With that in mind, here are some tips on how NOT to describe autism:

  1. Have you ever seen the movie Rainman (or any of the many other depictions of autism in movies or TV)?  Well, autism is just like that!  It's true that most people can relate to fictional presentations of autism -- but no fictional representation explains autism as a whole.
  1. It's a disease of the brain.  Nope, autism isn't a disease of the brain.  It's a developmental disorder.  It may be easier to use words like "disease" because they're better understood, but when you do you mislead your listeners.
  2. It's a disorder that makes it really hard for people to make friends, graduate from school, or hold down a job. This kind of description is a great way to lower expectations and engender pity as opposed to friendship or inclusion.

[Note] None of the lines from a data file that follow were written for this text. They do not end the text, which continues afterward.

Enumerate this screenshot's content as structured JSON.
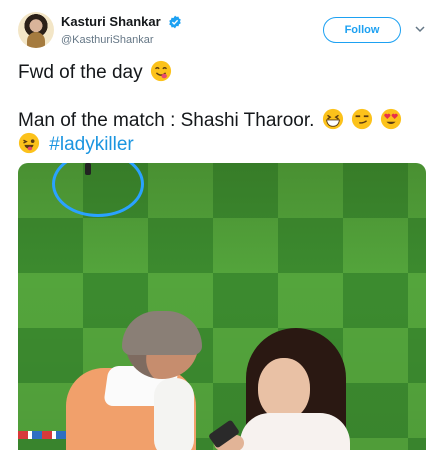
{
  "user": {
    "display_name": "Kasturi Shankar",
    "handle": "@KasthuriShankar",
    "verified": true
  },
  "actions": {
    "follow_label": "Follow"
  },
  "tweet": {
    "line1": "Fwd of the day",
    "line2": "Man of the match : Shashi Tharoor.",
    "hashtag": "#ladykiller",
    "emojis": [
      "savoring-face-icon",
      "grinning-squinting-face-icon",
      "smirking-face-icon",
      "heart-eyes-face-icon",
      "winking-tongue-face-icon"
    ]
  },
  "colors": {
    "accent": "#1da1f2",
    "hashtag": "#1b95e0",
    "text": "#14171a",
    "secondary": "#657786"
  }
}
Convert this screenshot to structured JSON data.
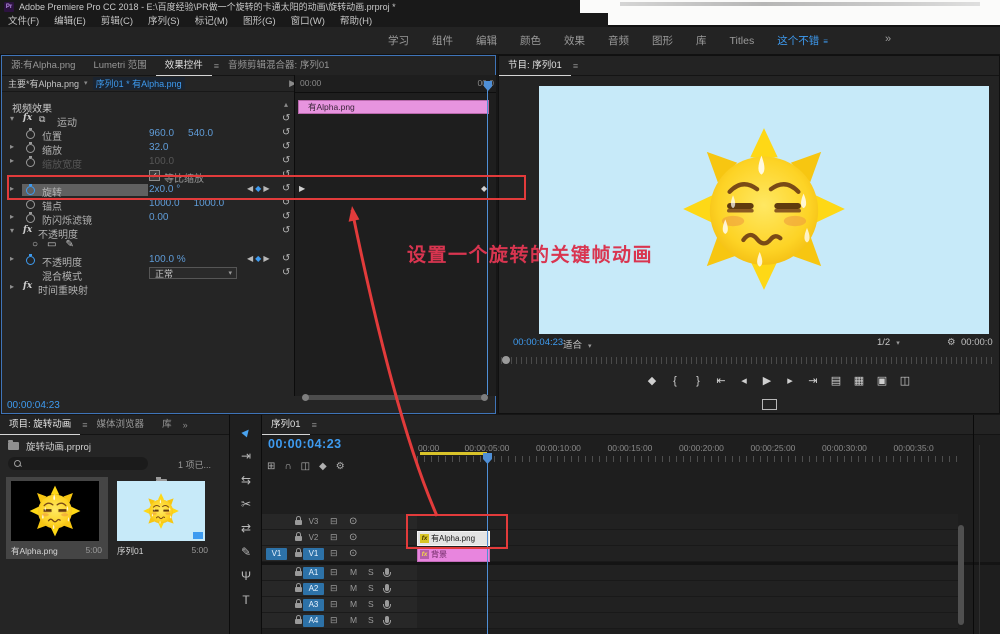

While it's true that many people with autism do have troubles in those areas, many people with autism do, in fact, make friends, graduate from school, and hold down jobs.  Quite a few get married, too.  Autism can lead to moderate to severe challenges in many areas, but treatment and support can change outcomes quite dramatically.
  3. You see how my son/daughter covers his/her ears when there are loud noises, and flaps his/her hands when excited? That's autism.  Describing specific, visually obvious symptoms as "autism" is really pretty inaccurate. While one person may cover his ears and flap his hands, another may enjoy loud noise and have no problem sitting still -- and yet another may rock back and forth when excited.  By describing a stereotypical "autistic look," you're actually making it more difficult for your listener to understand the diversity of autistic people.

    Remember that when you're describing autism, you're also setting the stage for acceptance, inclusion, and tolerance -- not only for your own child, but for other autistic individuals in your local world.